On the other end of the spectrum, St. Michael the Archangel High School has opened two ninth-grade voucher slots in a student body of 715, according to state records.
Similarly, The Dunham School has four kindergarten voucher slots to add to its 802 current students.
The Department of Education’s review of the schools will include several elements, said Landry, the agency spokesman.
“In many cases, this will involve a review of the school’s current and proposed staffing plan, facilities, and instructional plan,” Landry said. The reviews could involve discussions with school leaders and site visits, he said.
“I think you will find tremendous variation,” said Jacobs, who has studied the voucher program in New Orleans. “If you have two schools, each with 300 students, and one has 20 voucher students spread through grades K-8, it’s going to be different from one that is all voucher students.”
One of the state’s two largest teacher unions, the Louisiana Federation of Teachers, filed suit Thursday to stop the implementation of the voucher program. The suit alleges that the bill illegally bundled what should have been multiple proposals into a single piece of legislation.
The union has asked a state judge to issue an injunction suspending implementation while the court case is heard.

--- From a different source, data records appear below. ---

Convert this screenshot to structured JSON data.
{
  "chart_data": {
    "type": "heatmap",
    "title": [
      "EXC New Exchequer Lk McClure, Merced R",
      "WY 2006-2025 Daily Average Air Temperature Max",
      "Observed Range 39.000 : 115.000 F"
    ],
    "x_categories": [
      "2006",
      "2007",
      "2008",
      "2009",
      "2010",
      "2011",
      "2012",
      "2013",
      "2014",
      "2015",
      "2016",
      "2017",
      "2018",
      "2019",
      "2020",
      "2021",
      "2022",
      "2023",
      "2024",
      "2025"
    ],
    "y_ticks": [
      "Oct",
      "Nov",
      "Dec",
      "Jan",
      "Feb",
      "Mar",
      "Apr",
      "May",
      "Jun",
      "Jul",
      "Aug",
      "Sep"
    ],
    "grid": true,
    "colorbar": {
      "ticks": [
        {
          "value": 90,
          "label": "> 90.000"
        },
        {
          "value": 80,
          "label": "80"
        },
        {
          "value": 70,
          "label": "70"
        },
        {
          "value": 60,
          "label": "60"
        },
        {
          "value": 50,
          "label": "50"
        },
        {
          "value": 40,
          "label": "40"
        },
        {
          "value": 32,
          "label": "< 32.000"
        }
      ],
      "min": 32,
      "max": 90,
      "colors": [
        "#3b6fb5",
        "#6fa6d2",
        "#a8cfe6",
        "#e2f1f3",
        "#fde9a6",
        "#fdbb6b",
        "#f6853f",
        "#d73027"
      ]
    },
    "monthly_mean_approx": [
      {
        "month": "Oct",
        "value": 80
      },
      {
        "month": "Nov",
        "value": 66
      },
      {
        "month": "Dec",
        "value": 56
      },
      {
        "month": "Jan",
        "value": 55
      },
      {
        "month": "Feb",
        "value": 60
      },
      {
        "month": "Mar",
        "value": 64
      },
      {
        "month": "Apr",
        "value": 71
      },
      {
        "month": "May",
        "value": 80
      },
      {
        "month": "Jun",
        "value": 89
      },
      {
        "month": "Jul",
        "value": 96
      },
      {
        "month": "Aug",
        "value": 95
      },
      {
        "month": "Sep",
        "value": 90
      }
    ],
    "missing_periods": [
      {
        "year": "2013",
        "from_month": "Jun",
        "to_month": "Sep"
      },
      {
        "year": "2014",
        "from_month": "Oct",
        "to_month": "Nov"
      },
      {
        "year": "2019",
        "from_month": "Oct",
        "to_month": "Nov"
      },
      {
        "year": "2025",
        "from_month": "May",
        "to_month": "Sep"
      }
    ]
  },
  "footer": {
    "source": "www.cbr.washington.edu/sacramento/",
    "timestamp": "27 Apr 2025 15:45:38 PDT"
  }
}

Under the legislation, students who attended a private school in 2011-12 would not be eligible for the vouchers, according to the program’s website.
To be eligible, kindergarten to 12th-grade students must have attended a C-, D- or F-rated public school in 2011-12 or be entering kindergarten for the first time in 2012-13.
Students awarded vouchers in 2011-12 also are eligible, but this applies only to a small group of students from the New Orleans area.